When we keep our deepest values private they have no public consequence. If we don’t speak about our values, then our culture conforms to somebody else’s values or like those people who value money more than morals, goods more than goodness, sex more than affection, fun more than fulfillment and environmental degradation more than sustainability. Politically, we are silenced by people with bull horns on either side of the argument while we sit silently in the middle of such vibrant discussions.

And the surprising thing about my questions: the lists of those deeply held values were very similar. The fact is that our age mates will not think we’re weird. We are not constrained by the real “others” so much as we are constrained by those imaginary “others” in our heads.

This situation is not confined to my university students. In the study “Yearning for Balance”(The Harwood Group), researchers found that most Canadians espouse values of personal responsibility, family life and friendship. But they do not think most other Canadians do. Most Canadians cite religious faith and generosity as guiding values in their lives but only a few think that most Canadians share these values. We seem to have a broad consensus regarding our core values but we don’t realize such a truth because no one is willing to talk about them.

The same seems true of our values concerning consumption and the environment. 82 per cent of Canadians believe that most of us are wasteful, buying much more than we will ever need. 86 per cent of us profess deep concern for the environment and 51 per cent believe that their consumption has a negative effect on the environment.

The survey also shows that 88 per cent of us believe that “protecting the environment requires us to make major changes in the way we live,” but we don’t think that others feel this way.
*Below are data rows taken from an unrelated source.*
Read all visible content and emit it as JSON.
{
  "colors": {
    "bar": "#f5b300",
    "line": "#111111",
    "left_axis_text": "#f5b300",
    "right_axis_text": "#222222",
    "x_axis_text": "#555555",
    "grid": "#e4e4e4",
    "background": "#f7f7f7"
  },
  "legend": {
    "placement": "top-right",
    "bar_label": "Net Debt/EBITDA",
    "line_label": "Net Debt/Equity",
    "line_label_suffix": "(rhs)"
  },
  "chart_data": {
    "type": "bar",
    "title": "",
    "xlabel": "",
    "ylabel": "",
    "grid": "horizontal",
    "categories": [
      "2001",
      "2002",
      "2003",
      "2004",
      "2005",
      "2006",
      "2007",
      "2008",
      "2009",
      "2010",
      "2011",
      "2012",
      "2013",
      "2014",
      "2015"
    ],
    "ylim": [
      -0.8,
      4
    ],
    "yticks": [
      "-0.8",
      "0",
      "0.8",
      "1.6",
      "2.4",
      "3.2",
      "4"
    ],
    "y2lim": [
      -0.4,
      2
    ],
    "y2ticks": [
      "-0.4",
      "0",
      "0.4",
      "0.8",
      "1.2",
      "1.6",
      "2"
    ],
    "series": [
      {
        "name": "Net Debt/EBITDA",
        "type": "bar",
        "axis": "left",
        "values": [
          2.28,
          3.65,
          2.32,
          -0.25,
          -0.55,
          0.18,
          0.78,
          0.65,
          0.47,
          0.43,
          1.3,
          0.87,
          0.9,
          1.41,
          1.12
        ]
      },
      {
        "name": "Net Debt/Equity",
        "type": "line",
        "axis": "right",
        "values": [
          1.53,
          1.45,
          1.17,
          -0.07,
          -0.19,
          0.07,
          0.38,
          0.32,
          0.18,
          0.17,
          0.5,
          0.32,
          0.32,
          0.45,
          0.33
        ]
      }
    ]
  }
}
If only we discussed our deepest values, we might learn that almost all of us espouse values that could lead to an ecological revolution.

Of course there will be people who will mock us for our conviction and sometimes our age-mates will put pressure on us to act against our deepest values. But the bright side to this darkness is that we get to pick our peers, our age cohorts and our friends. If we hang with people who only think about getting ahead and acquiring stuff we will begin to accept that behavior as quite normal, even desirable.

We don’t, however, have to hang with cynics. We can find friends who share our values and who can help us practice what we preach and of course, preach that which we practice.

We can, if we choose, use such pressures to fuel the necessary ecological revolution of our 21st century. In his book, “Biologic”, David Wann suggests that once we get the design right “our society can be powered by peer pressure alone.”

So, now is the time to silence our silences and speak up for the values that we really do believe in — spiritual, social, environmental.